Abstract

The sequence of radioactive decays of an unknown isotope produced in a rare fusion reaction to known lighter isotopes is used to identify mass and atomic number of the mother isotope, which has been separated before from the bulk of other reaction products by an in-flight recoil separator. By this technique the elements 107 to 112 were produced by single atom decay-chain analysis. Such a correlation technique reaches its limit by the occurrence of accidental sequences and it collapses beyond a maximum possible correlation time, at which a true event cannot be distinguished anymore from a random event. 48Ca-induced fusion reactions with actinides are discussed.
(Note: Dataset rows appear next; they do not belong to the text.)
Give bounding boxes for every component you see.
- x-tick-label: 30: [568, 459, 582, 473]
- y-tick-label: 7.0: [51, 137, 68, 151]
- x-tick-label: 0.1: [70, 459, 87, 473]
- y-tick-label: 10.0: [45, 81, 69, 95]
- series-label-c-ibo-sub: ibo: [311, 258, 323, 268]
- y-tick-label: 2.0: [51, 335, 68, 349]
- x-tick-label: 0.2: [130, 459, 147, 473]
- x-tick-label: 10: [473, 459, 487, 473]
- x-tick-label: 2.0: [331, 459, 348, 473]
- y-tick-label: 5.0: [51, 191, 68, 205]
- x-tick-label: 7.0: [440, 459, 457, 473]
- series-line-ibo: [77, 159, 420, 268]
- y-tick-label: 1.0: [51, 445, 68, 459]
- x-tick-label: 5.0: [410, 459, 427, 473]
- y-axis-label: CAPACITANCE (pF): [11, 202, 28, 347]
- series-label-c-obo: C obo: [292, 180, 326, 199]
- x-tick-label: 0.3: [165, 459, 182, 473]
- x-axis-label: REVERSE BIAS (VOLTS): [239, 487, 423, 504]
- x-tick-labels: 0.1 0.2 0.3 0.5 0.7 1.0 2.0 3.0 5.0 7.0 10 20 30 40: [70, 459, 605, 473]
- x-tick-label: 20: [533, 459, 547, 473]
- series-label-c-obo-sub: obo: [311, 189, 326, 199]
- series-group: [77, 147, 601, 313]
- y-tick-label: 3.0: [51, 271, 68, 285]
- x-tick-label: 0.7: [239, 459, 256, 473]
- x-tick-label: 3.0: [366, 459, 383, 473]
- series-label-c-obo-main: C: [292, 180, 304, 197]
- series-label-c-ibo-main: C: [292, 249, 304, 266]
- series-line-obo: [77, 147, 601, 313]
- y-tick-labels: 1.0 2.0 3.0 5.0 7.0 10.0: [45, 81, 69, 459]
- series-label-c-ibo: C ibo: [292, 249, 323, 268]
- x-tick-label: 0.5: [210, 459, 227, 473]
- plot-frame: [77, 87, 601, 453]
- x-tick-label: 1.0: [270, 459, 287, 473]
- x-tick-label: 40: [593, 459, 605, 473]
In 1983 at GSI, Darmstadt and LBL, Berkeley, 48Ca/248Cm-experiments (II) were performed, which are compared to recent 48Ca-experiments at FLNR-Dubna (I) irradiating 244Pu, 242Pu, and 238U. In these experiments production of isotopes of superheavy elements 112 and 114 is claimed. Our analysis of accidental sequences in 48Ca-induced reactions is presented, which is at variance with the published analysis from FLNR-Dubna. We find that the maximum correlation time using continuous beams at today existing separation systems is not in the one-hour regime, but in the few-minute regime. The five spontaneous fission events observed in the FLNR experiments are preceded by signals in the (1–16)-minute range. These times are shown to be longer than the maximum possible correlation times. The preceding signals are decoupled from the spontaneous fission signal and carry no information on the spontaneous fission events observed. Moreover, random probabilities of 0.2 to 0.6 for the signals preceding the fission events indicate that the correlations are of random origin. The evidence to have discovered element 114 in the reported experiments is classified “very weak”.